Dans les abrupts occidentaux inférieurs de la Dent de l'Ours on observe d'autre part le redoublement de la barre de l'Urgonien supérieur par une cassure N-S à faible pendage vers l'est (la faille des Éparres). Son tracé semble pouvoir lui faire prolonger le chevauchement du Sangle de la crête nord du Grand Som. Pourtant il s'agit d'un accident très différent, car son rejet est de sens opposé, la lèvre supérieure étant en retrait vers l'est par rapport à à la lèvre inférieure : il s'agit vraisemblablement d'une ancienne faille extensive qui a été basculée avec le flanc ouest de l'anticlinal du Grand Som. |
Dans les abrupts du versant oriental du chaînon de la Dent de l'Ours l'Urgonien pend dans l'ensemble vers l'est, parfois en dalles structurales. Ces couches sont celles du flanc oriental de l'anticlinal de la Dent de l'Ours, séparé et décalé vers l'est par rapport à celui du Grand Som par les décrochements qui traversent la crête aux abords du col du Fret.
image sensible au survol et au clic |
Ce versant oriental est assez difficilement accessible et en outre très boisé, de sorte que sa structure n'est pas connue de façon parfaitement satisfaisante. En fait il se montre partagé entre une partie supérieure, laissant assez bien affleurer l'Urgonien (flanc oriental de l'anticlinal de la Dent de l'Ours), et une partie inférieure qui ne montre, en sous bois, que des affleurements de calcaires du Fontanil ; les variations de pendage de ces derniers montrent qu'ils représentent le flanc ouest de l'anticlinal de l'Écoutoux.

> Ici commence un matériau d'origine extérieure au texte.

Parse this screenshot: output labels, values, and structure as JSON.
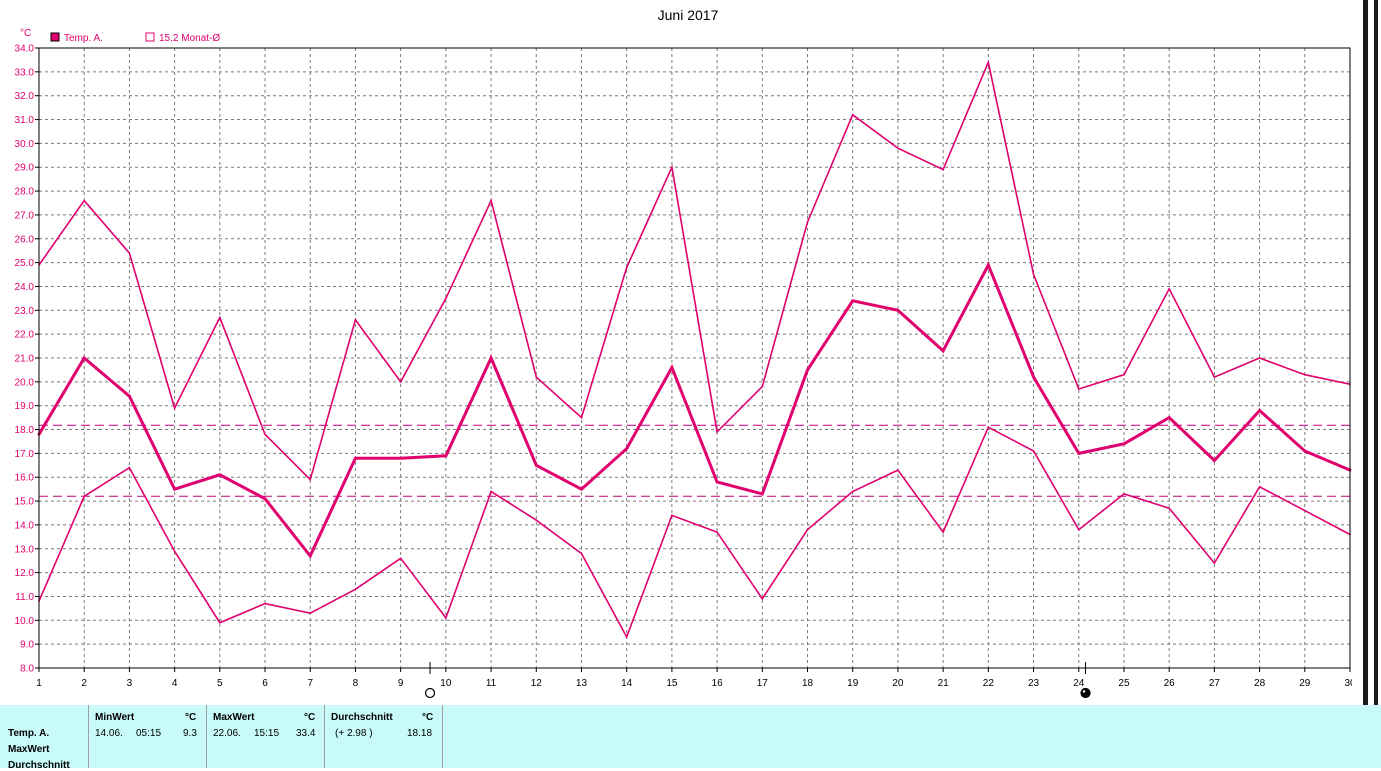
{
  "chart_data": {
    "type": "line",
    "title": "Juni 2017",
    "ylabel": "°C",
    "xlim": [
      1,
      30
    ],
    "ylim": [
      8.0,
      34.0
    ],
    "y_tick_step": 1.0,
    "grid": true,
    "x": [
      1,
      2,
      3,
      4,
      5,
      6,
      7,
      8,
      9,
      10,
      11,
      12,
      13,
      14,
      15,
      16,
      17,
      18,
      19,
      20,
      21,
      22,
      23,
      24,
      25,
      26,
      27,
      28,
      29,
      30
    ],
    "x_tick_labels": [
      "1",
      "2",
      "3",
      "4",
      "5",
      "6",
      "7",
      "8",
      "9",
      "10",
      "11",
      "12",
      "13",
      "14",
      "15",
      "16",
      "17",
      "18",
      "19",
      "20",
      "21",
      "22",
      "23",
      "24",
      "25",
      "26",
      "27",
      "28",
      "29",
      "30"
    ],
    "legend": [
      {
        "label": "Temp. A.",
        "color": "#e0006e",
        "filled": true
      },
      {
        "label": "15.2 Monat-Ø",
        "color": "#e0006e",
        "filled": false
      }
    ],
    "series": [
      {
        "role": "max",
        "color": "#e0006e",
        "values": [
          24.9,
          27.6,
          25.4,
          18.9,
          22.7,
          17.8,
          15.9,
          22.6,
          20.0,
          23.5,
          27.6,
          20.2,
          18.5,
          24.8,
          29.0,
          17.9,
          19.8,
          26.7,
          31.2,
          29.8,
          28.9,
          33.4,
          24.5,
          19.7,
          20.3,
          23.9,
          20.2,
          21.0,
          20.3,
          19.9
        ]
      },
      {
        "role": "avg",
        "color": "#e0006e",
        "values": [
          17.8,
          21.0,
          19.4,
          15.5,
          16.1,
          15.1,
          12.7,
          16.8,
          16.8,
          16.9,
          21.0,
          16.5,
          15.5,
          17.2,
          20.6,
          15.8,
          15.3,
          20.5,
          23.4,
          23.0,
          21.3,
          24.9,
          20.2,
          17.0,
          17.4,
          18.5,
          16.7,
          18.8,
          17.1,
          16.3
        ]
      },
      {
        "role": "min",
        "color": "#e0006e",
        "values": [
          10.8,
          15.2,
          16.4,
          12.9,
          9.9,
          10.7,
          10.3,
          11.3,
          12.6,
          10.1,
          15.4,
          14.2,
          12.8,
          9.3,
          14.4,
          13.7,
          10.9,
          13.8,
          15.4,
          16.3,
          13.7,
          18.1,
          17.1,
          13.8,
          15.3,
          14.7,
          12.4,
          15.6,
          14.6,
          13.6
        ]
      }
    ],
    "reference_lines": [
      {
        "value": 18.18,
        "style": "dashed",
        "color": "#c0007a"
      },
      {
        "value": 15.2,
        "style": "dashed",
        "color": "#c0007a"
      }
    ],
    "moon_markers": [
      {
        "x": 9.65,
        "phase": "full"
      },
      {
        "x": 24.15,
        "phase": "new"
      }
    ]
  },
  "stats": {
    "rows": [
      "Temp. A.",
      "MaxWert",
      "Durchschnitt"
    ],
    "min": {
      "header": "MinWert",
      "unit": "°C",
      "date": "14.06.",
      "time": "05:15",
      "value": "9.3"
    },
    "max": {
      "header": "MaxWert",
      "unit": "°C",
      "date": "22.06.",
      "time": "15:15",
      "value": "33.4"
    },
    "avg": {
      "header": "Durchschnitt",
      "unit": "°C",
      "delta": "(+ 2.98 )",
      "value": "18.18"
    }
  }
}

Mais entre les deux il ne semble pas y avoir assez de place pour que puisse s'y dessiner complètement, avec un flanc est complet, la charnière du synclinal du Cernay. Une ébauche incomplète de cette dernière s'observe cependant localement, notamment à la latitude du Villard en rive gauche du ravin du Rafour. Il faut aller jusque à l'extrémité septentrionale de la crête, dans les abrupts urgoniens qui tombent sur le village du château du Gouvernement, pour que ce pli s'observe clairement. Il est donc vraisemblable que la continuité des couches, entre synclinal du Cernay et anticlinal de l'Écoutoux, est rompue par un chevauchement du Cernay. Ce pourrait même être son prolongement de cet accident qui isole, au nord du Château du Gouvernement, la lame urgonienne qui s'intercale entre la surface de chevauchement et le reste de l'anticlinal frontal de la Chartreuse orientale (c'est-à-dire de l'anticlinal de l'Écoutoux). |
Par ailleurs les contreforts élevés de la crête du Cernay sont entaillés par deux grands ravins qui y ménagent de profondes entailles. La plus facile à observer est celle de la rive nord du ravin du Nant des Rey, qui aboutit 500 m au nord du pied du couloir qu'emprunte le sentier des cent lacets (lequel est déterminé par le décrochement du col du Fret). Cette coupe naturelle, orientée E-W, du flanc oriental de l'anticlinal du Grand Som montre deux détails notables :
- 1 - une cassure extensive N-S, que l'on peut appeler la faille de la crête du Cernay car elle traverse en un biseau aigu cette crête, entre le point coté 1593 et le point 1529, pour passer sur son versant ouest (voir plus haut).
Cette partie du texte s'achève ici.